Compare: Genetic Algorithms vs. Ant Colony Optimization—both are population-based metaheuristics, but GAs manipulate complete solutions through recombination while ACO constructs solutions incrementally using learned probabilities. ACO excels on problems with natural sequential structure (like TSP); GAs are more general-purpose.


Quick Reference Table

ConceptBest Examples
Greedy improvementHill Climbing, Steepest Ascent
Probabilistic acceptanceSimulated Annealing
Explicit memoryTabu Search, Guided Local Search
Perturbation-based escapeIterated Local Search
Neighborhood variationVariable Neighborhood Search
Population-based searchGenetic Algorithms, PSO, ACO
Diversification strategiesRestarts, Tabu long-term memory, VNS shaking
Construction heuristicsAnt Colony Optimization

Self-Check Questions

  1. Which two techniques use explicit memory structures to guide search, and how do their memory mechanisms differ?

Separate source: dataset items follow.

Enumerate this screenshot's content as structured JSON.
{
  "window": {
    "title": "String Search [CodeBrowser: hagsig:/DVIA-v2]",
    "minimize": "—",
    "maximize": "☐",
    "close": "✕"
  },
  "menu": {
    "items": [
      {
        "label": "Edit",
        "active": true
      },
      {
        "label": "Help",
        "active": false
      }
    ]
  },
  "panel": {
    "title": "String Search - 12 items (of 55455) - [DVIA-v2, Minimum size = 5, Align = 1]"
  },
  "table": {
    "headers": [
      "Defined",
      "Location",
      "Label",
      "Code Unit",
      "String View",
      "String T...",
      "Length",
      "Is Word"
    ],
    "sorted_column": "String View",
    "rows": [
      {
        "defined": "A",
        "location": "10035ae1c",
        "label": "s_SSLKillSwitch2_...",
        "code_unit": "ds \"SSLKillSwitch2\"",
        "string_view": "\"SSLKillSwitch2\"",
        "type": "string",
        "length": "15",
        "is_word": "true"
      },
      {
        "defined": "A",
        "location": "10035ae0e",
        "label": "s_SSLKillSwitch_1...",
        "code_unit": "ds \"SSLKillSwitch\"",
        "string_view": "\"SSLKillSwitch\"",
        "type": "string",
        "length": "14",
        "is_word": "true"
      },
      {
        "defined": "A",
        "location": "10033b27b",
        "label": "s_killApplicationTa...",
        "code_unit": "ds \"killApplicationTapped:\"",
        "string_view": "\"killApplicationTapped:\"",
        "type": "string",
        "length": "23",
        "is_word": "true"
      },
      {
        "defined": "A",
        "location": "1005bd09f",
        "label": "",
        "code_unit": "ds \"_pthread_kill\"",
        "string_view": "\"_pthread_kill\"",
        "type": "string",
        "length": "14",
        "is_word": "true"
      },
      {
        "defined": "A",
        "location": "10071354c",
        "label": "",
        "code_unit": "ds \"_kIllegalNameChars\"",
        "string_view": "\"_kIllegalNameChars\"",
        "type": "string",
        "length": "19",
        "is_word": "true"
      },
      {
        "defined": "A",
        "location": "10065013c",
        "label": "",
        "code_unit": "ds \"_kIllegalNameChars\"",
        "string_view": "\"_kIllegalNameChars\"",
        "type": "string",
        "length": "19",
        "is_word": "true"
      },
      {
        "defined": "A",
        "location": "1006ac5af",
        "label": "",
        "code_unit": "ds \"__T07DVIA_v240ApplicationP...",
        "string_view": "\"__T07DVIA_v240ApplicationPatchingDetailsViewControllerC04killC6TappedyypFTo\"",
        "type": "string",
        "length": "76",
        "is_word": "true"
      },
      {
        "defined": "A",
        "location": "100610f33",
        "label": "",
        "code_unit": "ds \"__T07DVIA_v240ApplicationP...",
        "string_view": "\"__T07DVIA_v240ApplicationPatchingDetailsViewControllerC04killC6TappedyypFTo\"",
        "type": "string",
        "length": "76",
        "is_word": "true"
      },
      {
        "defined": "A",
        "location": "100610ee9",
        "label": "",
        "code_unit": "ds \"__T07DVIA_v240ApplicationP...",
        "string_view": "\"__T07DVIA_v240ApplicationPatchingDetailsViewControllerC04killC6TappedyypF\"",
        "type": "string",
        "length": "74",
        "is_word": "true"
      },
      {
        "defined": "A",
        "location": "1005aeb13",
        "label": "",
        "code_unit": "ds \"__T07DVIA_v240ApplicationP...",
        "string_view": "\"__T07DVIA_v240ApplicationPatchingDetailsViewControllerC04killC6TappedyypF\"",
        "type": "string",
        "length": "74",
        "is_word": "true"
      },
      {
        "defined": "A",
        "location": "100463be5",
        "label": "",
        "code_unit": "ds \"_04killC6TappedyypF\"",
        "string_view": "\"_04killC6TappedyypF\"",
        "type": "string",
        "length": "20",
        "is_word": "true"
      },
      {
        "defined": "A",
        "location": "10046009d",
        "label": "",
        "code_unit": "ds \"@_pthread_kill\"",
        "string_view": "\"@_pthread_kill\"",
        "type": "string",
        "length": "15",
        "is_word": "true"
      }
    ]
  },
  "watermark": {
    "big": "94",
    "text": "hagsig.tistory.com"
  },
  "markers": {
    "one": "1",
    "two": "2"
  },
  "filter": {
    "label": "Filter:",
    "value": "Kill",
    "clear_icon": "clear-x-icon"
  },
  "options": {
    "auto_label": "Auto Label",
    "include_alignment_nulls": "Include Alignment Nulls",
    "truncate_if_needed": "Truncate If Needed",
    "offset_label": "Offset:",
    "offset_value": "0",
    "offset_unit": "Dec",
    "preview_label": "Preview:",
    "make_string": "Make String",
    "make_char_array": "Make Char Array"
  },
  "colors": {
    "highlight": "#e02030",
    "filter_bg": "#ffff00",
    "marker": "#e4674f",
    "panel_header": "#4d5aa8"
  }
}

  2. If you're solving a problem where the objective function is expensive to evaluate but you have access to parallel computing, which technique would you recommend and why?

  3. Compare and contrast how Simulated Annealing and Variable Neighborhood Search escape local optima—what is the fundamental difference in their approach?

  4. An FRQ describes a routing problem where solutions are naturally constructed edge-by-edge. Which population-based method is best suited for this structure, and what mechanism allows it to learn from previous solutions?

  5. Explain why Iterated Local Search requires careful tuning of perturbation strength—what happens if the perturbation is too weak? Too strong?